Since all-male boarding schools were breeding grounds for both adolescent bullying and adolescent homosexuality, it would have been natural enough for a younger student forced or enticed into homosexual relations with an elder one to have become known as a “fag” — an extension of meaning that took place in America but not in England, and eventually came to denote, first, any effeminate male homosexual and, later, any male homosexual at all. And because “faggot,” whose original meaning is “a bundle of sticks,” also meant in 19th-century English 1) (as a verb) to bind or tie someone up, and 2) (used contemptuously) a woman, it was natural for it, too, to become associated with “fag” and to take on the same meaning. When I was a teenager in New York in the 1950s, the two words, both insulting and often used by boys to denigrate each other, were synonymous, with “faggot” being the harsher of the two. (As a student at The Bronx High School of Science, which had an effete reputation among the tougher New York City schools, I was quite used to being called a “Science fag,” but never a “Science faggot.”)
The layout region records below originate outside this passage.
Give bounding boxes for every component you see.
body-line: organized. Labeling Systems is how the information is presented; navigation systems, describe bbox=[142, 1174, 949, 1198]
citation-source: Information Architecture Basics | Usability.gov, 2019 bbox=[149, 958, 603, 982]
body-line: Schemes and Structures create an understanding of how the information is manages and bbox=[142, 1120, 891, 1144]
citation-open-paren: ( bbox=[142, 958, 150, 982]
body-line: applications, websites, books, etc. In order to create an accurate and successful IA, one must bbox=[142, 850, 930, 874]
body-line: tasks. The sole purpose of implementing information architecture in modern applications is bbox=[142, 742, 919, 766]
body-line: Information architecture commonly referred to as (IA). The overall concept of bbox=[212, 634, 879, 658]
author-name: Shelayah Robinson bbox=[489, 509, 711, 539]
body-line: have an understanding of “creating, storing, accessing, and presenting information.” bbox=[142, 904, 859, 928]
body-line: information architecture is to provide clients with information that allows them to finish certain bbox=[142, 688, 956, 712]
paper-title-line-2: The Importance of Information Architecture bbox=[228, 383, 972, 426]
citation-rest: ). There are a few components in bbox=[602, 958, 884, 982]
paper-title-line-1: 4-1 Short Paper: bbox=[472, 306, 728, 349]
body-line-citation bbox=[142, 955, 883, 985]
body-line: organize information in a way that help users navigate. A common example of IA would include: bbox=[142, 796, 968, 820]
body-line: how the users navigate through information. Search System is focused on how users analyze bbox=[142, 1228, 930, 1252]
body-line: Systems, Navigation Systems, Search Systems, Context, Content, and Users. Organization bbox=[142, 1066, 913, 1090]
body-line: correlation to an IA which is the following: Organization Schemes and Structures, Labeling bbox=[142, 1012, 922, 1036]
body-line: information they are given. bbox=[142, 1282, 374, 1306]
Concomitantly, as the scholar Michael J. Sweet has pointed out in an essay that is part of a collection edited by Anna Kira and Livia Hall, and titled “Queerly Phrased: Language, Gender, and Sexuality,” there is no indication at all that feygele ever meant a male homosexual in the Yiddish of Eastern Europe. Even in America, its earliest attested appearance dates to 1930. (Mr. Sweet mentions that this fact was referred to by Philologos in a column written in 1994, which is something that Philologos himself had forgotten.) This makes it extremely unlikely that “fag” and “faggot” were influenced by feygele, and it also weakens Mr. Sweet’s otherwise sensible suggestion that feygele’s sexual denotation may be connected to German vögeln, to penetrate sexually (literally, “to bird”), since a German influence on Yiddish existed in Europe but not in the United States. And on the other hand, it strengthens the likelihood that feygele came to mean gay among Yiddish speakers in America because of its phonetic resemblance to “fag” and “faggot.” If anything, those two words influenced feygele and not vice versa.